Zhilei Zhang maintained his position as the WBO’s mandatory challenger for one of Oleksandr Usyk’s heavyweight titles by knocking out Joe Joyce in the fourth round of their immediate rematch Saturday night.
Filip Hrgovic, the IBF’s number one contender and the only fighter to defeat Zhang as a pro, is ahead of the ascending Chinese southpaw, however, in the mandatory rotation agreed upon by the IBF, WBA, WBC and WBO. With Croatia’s Hrgovic (16-0, 13 KOs) due his shot at Usyk before Zhang (26-1-1, 21 KOs) and Tyson Fury, Zhang’s other target, perhaps preparing to pursue his own title unification fight versus Usyk, Zhang might have to pursue another opponent.

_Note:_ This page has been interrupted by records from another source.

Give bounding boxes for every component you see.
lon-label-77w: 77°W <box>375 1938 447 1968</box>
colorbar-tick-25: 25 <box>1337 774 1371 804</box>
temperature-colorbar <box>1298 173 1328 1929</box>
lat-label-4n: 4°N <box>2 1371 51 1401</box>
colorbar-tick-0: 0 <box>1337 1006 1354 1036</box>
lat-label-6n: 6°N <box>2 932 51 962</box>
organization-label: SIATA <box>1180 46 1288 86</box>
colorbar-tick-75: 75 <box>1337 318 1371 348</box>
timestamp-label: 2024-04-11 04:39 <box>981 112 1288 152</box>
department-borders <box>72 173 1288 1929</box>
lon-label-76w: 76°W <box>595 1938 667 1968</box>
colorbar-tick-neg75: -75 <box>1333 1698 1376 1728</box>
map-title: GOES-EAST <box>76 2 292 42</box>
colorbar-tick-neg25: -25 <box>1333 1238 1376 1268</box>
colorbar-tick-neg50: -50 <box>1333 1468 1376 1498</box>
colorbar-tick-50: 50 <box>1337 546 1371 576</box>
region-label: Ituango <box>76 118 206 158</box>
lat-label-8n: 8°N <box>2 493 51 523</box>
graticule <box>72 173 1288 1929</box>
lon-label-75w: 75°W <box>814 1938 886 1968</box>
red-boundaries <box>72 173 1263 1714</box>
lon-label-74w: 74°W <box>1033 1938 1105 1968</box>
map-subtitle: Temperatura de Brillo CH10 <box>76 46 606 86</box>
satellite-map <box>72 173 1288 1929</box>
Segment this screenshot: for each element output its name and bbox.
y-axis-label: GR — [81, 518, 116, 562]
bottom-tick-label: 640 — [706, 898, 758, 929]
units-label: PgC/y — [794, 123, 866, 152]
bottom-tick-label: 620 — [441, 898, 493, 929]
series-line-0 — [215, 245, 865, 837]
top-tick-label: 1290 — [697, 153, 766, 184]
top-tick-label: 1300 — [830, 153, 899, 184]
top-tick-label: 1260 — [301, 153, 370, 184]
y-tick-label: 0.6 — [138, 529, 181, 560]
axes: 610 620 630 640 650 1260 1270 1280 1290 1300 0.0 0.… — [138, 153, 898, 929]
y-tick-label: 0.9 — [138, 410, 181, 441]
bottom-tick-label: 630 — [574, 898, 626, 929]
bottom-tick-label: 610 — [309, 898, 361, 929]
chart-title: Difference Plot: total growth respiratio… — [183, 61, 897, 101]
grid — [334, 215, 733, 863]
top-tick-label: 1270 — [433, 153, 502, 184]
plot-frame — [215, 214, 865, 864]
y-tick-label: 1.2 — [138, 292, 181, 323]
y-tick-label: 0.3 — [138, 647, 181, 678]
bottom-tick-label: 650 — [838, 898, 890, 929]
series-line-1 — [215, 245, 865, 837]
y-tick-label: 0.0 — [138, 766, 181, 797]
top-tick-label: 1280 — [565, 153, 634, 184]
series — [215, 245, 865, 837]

Shaun George, Zhilei’s trainer, would welcome a battle against a WBC former champion with whom he is certain Zhang would make a fan-friendly fight.
“I like Zhilei to be active,” George told BoxingScene.com. “I like him to work, so if that’s the case, I would like a Deontay Wilder fight. Let’s make it happen. Fight fans wanna see it.”
The long-discussed showdown between Alabama’s Wilder (43-2-1, 42 KOs) and England’s Anthony Joshua (26-3, 23 KOs) still hasn’t materialized, which could leave Wilder to look at alternatives as well. Wilder-Zhang would be dangerous for both boxers, but George likes his improved 40-year-old interim champion’s chances.
“I respect Wilder as a fighter and I respect him as a person,” George said. “Me and Malik Scott [Wilder’s trainer] go back a lotta years, to when we were 17, 18 years old. But it’s a fun fight. I believe Zhilei would win that fight by knockout, also. Skills pay the bills in that fight.”
Fighting Zhang, while risky, could be appealing to Wilder because beating the 2008 Olympic silver medalist would make Wilder the WBO interim champion and the mandatory challenger for one of Usyk’s crowns. Wilder is ranked number one by the WBC, but there probably isn’t enough fan interest in a fourth Fury-Wilder fight to justify their purse demands.
Wilder-Zhang is something different, though, and the 6-foot-6, 287-pound Zhang has captured the attention of boxing fans with his back-to-back victories over England’s Joyce (15-2, 14 KOs) – a sixth-round stoppage April 15 at Copper Box Arena in London and a much more brutal, memorable knockout Saturday night at OVO Arena Wembley in London.
“Who wouldn’t wanna see that?,” George said of Wilder-Zhang. “It’s ‘The Bronze Bomber’ against ‘Big Bang,’ two 2008 Olympians – Zhilei winning the silver medal [at super heavyweight], Deontay Wilder winning the bronze medal at heavyweight. It’s a fight that should happen. Obviously, the Deontay Wilder-Anthony Joshua fight is not happening.”
A Wilder-Zhang fight would be an enormous event in China, where they both won Olympic medals in Beijing 15 years ago. Zhang, who resides and trains in northern New Jersey, has repeatedly expressed his strong desire to fight in his home country for the first time since September 2018.
“It’s a fight that should be easy to make, Zhilei Zhang versus Deontay Wilder,” George said. “I promise you it wouldn’t be on our part [if it doesn’t happen]. We come to fight. We understand that Wilder is an A-side fighter. We understand that. But at the same time, we have the number one position for all the belts.
“You know, so it’s worth the risk if you’re talking about Deontay Wilder. If you say, ‘What does Zhilei bring to the table?’ We bring a mandatory [spot]. So, it’s worth it. It has a lotta value.”
Wilder, who will turn 38 next month, hasn’t fought in nearly a year. The 6-foot-7 knockout artist abruptly ended his most recent fight with Robert Helenius (32-5, 21 KOs) by landing a right hand toward the end of the first round last October 15 at Barclays Center in Brooklyn.
Negotiations between handlers for Fury (33-0-1, 24 KOs) and Usyk (21-0, 14 KOs) are likely to restart if Fury defeats former UFC heavyweight champ Francis Ngannou in their 10-round, non-title fight October 28 in Riyadh, Saudi Arabia. Barring a draw or no-contest, a bout between England’s Fury, the WBC champ, and Ukraine’s Usyk, who owns the IBF, IBO, WBA and WBO belts, would determine boxing’s first fully unified heavyweight champion of the four-belt era.